Open LeanderVonSeelstrang opened 1 month ago
Effectiveness: The Social Survey measures something important that is otherwise not measured by the rules and regulations. Practicality and efficiency: In its current form, we have not been able to consistently find enough respondents to complete the questionnaires. Viewers were actively approached and could either scan a QR to the questionnaire or were handed a tablet. Compared to other tasks, the evaluation was very demanding. Fairness: By its nature, the information requested is subjective, which can lead to high interpersonal variance. The evaluation period is too long to collect feedback from enough people, but too short to evaluate the performance representatively. Non-existent ratings for some teams, despite potentially good performance, would put these teams at a disadvantage. Achieves the goal: teams will probably not invest more development time in a more likeable robot than they would already do. The maximum additional points achievable through a good performance in the questionnaire are too low for this. Apart from the scoring, there is currently no plan for further use of the collected questionnaire data.
Could we perhaps run the evaluation or social survey as a permanent task throughout the competition?
Good breakdown of the problem. Do you have a suggestion?
My thoughts:
It either needs to be changed to address the issues you raised, or removed. Given the fact that this year the net result was that it didn't effect scoring due to missing data points I would lean towards removing it unless a good alternative is suggested.

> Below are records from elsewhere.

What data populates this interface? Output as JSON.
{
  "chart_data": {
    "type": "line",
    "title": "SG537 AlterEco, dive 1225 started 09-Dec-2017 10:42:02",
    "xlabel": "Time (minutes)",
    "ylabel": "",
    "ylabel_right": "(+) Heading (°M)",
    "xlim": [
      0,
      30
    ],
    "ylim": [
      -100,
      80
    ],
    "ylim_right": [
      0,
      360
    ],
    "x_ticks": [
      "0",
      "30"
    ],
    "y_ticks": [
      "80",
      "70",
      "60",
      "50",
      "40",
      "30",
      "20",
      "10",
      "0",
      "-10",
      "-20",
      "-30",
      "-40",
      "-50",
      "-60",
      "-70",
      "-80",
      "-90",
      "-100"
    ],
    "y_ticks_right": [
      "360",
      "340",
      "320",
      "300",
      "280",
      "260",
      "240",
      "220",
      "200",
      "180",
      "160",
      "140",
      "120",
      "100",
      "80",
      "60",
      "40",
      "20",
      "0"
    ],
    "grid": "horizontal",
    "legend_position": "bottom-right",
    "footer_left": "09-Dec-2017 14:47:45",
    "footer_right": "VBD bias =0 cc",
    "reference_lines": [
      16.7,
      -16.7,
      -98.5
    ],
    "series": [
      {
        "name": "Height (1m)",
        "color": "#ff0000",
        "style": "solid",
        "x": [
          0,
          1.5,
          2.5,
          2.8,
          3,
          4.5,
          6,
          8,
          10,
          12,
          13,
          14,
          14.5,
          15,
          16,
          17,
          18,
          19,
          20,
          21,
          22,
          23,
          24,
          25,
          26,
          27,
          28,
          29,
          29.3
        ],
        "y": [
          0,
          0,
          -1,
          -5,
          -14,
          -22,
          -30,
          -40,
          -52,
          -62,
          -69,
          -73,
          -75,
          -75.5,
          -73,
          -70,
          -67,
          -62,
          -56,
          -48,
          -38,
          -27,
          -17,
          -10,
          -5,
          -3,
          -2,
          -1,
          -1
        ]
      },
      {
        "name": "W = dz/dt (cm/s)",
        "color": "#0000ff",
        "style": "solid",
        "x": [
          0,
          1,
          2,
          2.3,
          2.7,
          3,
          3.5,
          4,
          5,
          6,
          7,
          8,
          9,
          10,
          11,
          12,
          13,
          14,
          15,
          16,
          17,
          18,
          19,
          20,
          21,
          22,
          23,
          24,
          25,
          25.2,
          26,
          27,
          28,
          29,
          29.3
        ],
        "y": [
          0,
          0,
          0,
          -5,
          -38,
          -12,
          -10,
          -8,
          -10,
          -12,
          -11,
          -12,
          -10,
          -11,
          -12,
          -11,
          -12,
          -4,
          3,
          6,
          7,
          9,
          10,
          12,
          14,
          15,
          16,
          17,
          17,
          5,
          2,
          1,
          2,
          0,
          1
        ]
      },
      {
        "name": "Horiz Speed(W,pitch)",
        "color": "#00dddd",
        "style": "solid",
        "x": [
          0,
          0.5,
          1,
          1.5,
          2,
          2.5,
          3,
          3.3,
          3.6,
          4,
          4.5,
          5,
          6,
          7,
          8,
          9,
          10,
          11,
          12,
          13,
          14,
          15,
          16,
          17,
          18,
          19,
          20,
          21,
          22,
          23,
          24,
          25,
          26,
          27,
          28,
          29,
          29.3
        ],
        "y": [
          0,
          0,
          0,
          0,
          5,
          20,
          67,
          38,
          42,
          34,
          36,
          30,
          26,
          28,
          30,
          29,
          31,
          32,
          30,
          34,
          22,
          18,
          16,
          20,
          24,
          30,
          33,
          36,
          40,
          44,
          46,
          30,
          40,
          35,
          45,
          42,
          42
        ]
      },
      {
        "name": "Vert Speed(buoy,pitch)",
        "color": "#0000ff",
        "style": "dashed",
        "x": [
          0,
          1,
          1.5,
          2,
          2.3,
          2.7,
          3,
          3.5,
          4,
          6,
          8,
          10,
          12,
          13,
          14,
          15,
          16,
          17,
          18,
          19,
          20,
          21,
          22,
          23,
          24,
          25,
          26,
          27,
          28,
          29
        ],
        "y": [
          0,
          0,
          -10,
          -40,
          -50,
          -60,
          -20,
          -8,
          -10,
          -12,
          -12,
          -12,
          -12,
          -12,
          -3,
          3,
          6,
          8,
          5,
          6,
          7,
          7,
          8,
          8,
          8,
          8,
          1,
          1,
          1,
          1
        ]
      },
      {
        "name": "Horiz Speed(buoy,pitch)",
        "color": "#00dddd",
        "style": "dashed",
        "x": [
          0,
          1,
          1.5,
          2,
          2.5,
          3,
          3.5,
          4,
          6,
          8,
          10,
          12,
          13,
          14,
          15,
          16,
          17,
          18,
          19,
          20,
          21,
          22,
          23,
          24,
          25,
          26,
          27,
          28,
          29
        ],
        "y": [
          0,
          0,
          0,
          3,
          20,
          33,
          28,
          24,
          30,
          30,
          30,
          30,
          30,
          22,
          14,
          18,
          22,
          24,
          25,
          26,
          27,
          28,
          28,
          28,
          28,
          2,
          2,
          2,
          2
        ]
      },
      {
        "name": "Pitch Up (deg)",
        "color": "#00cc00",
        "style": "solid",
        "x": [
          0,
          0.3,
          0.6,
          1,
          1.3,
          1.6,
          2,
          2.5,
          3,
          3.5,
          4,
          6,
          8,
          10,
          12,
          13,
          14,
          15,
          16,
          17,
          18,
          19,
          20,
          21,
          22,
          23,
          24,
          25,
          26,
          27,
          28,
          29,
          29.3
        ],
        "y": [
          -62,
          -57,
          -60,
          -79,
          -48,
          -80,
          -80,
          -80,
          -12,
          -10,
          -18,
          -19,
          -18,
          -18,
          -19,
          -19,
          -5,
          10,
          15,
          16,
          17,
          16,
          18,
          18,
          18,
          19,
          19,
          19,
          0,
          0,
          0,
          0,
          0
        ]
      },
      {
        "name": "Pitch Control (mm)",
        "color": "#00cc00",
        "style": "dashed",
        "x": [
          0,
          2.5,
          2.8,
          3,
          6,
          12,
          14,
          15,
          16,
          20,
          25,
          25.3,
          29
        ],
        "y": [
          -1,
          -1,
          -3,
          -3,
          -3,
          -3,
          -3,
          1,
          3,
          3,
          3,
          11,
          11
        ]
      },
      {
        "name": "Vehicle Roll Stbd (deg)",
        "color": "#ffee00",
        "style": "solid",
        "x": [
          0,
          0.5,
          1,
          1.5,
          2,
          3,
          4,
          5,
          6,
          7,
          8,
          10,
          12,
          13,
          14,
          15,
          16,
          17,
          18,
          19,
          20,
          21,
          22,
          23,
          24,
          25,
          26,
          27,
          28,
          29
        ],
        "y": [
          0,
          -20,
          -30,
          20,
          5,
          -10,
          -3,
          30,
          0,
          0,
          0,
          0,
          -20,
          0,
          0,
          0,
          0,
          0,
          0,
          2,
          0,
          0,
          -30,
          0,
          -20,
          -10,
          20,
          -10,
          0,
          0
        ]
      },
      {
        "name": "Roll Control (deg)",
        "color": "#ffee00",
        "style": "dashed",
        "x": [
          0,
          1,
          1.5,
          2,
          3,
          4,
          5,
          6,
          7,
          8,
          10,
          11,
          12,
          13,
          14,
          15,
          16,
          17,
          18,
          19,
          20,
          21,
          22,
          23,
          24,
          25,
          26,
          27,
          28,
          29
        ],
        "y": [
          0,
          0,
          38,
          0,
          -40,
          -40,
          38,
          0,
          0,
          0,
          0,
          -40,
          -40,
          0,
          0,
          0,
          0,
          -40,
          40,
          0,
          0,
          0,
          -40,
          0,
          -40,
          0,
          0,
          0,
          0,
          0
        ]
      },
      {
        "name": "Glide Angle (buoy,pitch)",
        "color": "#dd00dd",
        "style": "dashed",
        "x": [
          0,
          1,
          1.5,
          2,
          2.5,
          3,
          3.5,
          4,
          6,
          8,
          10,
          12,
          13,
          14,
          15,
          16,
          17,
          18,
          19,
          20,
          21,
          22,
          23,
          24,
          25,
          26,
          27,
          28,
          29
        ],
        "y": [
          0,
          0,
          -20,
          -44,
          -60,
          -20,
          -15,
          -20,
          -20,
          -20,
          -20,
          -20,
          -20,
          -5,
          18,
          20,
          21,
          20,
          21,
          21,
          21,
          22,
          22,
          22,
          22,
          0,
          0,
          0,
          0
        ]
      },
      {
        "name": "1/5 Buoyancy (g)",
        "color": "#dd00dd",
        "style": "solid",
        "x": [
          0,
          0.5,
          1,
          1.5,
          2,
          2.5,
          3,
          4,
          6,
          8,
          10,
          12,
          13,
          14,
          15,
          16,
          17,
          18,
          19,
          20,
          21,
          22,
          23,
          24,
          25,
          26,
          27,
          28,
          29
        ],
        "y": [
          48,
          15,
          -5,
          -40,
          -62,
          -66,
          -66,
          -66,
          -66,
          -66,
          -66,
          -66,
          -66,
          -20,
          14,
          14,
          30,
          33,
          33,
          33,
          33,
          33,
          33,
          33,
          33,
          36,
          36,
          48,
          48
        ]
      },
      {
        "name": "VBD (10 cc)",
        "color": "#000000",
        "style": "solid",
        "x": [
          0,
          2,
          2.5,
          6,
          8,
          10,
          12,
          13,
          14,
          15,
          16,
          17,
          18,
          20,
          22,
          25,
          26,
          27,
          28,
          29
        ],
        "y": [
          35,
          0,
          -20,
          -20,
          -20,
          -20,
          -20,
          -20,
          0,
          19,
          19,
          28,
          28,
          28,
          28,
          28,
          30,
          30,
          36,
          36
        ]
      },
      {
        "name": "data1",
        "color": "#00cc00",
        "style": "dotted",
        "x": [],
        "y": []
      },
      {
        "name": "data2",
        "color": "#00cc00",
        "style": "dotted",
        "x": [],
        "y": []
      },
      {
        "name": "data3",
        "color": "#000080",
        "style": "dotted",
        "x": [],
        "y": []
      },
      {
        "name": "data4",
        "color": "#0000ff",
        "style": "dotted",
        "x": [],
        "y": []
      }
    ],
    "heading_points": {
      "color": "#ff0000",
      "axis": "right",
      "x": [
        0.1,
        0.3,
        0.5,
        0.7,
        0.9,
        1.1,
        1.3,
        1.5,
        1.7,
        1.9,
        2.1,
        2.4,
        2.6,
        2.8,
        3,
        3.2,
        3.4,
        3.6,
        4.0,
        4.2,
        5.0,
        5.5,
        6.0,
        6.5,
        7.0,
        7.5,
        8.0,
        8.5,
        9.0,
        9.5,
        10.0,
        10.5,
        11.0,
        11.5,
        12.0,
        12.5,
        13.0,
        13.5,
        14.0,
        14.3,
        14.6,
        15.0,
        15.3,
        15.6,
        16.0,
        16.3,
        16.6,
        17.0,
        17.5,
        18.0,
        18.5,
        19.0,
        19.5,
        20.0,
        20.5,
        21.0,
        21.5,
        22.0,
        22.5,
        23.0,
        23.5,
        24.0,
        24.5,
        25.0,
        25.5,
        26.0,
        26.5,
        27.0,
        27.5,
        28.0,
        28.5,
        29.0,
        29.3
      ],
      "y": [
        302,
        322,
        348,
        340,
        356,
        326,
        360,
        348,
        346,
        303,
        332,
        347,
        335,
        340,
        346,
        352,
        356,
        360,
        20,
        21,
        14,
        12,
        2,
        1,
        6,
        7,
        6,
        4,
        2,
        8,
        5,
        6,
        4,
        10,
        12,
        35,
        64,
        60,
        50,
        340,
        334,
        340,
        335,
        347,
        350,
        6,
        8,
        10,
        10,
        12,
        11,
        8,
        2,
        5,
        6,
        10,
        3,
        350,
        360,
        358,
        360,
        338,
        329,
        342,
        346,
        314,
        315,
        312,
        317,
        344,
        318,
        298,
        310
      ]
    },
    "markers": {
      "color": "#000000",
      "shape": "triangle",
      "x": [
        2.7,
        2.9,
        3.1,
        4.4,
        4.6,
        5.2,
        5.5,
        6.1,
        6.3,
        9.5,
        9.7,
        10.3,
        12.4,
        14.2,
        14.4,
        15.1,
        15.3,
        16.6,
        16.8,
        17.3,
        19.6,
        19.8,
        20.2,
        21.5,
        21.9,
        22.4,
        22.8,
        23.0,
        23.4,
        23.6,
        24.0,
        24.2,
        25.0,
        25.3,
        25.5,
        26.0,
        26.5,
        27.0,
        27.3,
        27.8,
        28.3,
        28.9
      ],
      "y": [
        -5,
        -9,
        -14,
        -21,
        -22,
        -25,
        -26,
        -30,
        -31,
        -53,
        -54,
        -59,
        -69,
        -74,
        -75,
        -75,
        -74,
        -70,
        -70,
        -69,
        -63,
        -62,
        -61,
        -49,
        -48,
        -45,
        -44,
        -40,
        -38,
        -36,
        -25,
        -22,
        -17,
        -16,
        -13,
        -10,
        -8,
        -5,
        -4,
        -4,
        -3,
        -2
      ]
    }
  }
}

The variance between the respondents' statements is presumably reasonably small. If it is still important to include this type of information in the evaluation, the two referees could create the social score independently of each other using the questionnaire. This would make it easier to guarantee the completeness of the answers. This approach has two disadvantages: it increases the workload for the referee. It is also less representative and remains subjective; discussions with the teams are guaranteed.
In order to create relevance, the points would have to be increased. Regardless of this, point farming can be counteracted simply by cleverly rebalancing the other scores. It is easy to farm points there -> it must be less relevant in the overall context, but must be relevant within the task. In concrete terms, this probably means that, among other things, manipulation in other tasks must yield proportionally more points.
I think the combination “the referees carry out the survey + the result is more relevant within the task” could work. However, since I also think that the workload for the referees should not be increased any further and the discussions would be exhausting, I would also tend to remove it.
Hello,
another major problem is the task design itself. The tasks are designed to be executed autonomously by the robot and, furthermore, asking for help is penalized (Deus ex Machina). EC is working on a new HRI-based task where some social statistics might be included in the scoring sheet, but I need to review it.
That sounds like the best solution. To just move it into a task which is designed for it. The way it is implemented now the idea is nice but it is too much of an overhead.
At the restaurant task, robots were rated by viewers according to their social appeal.
Volunteers approached viewers and asked them to complete the online survey. Surveys were submitted, but not for every team. Ultimately, the points from the social survey were not included in the final score due to too many missing data points.
Do we want to continue conducting social surveys in the future?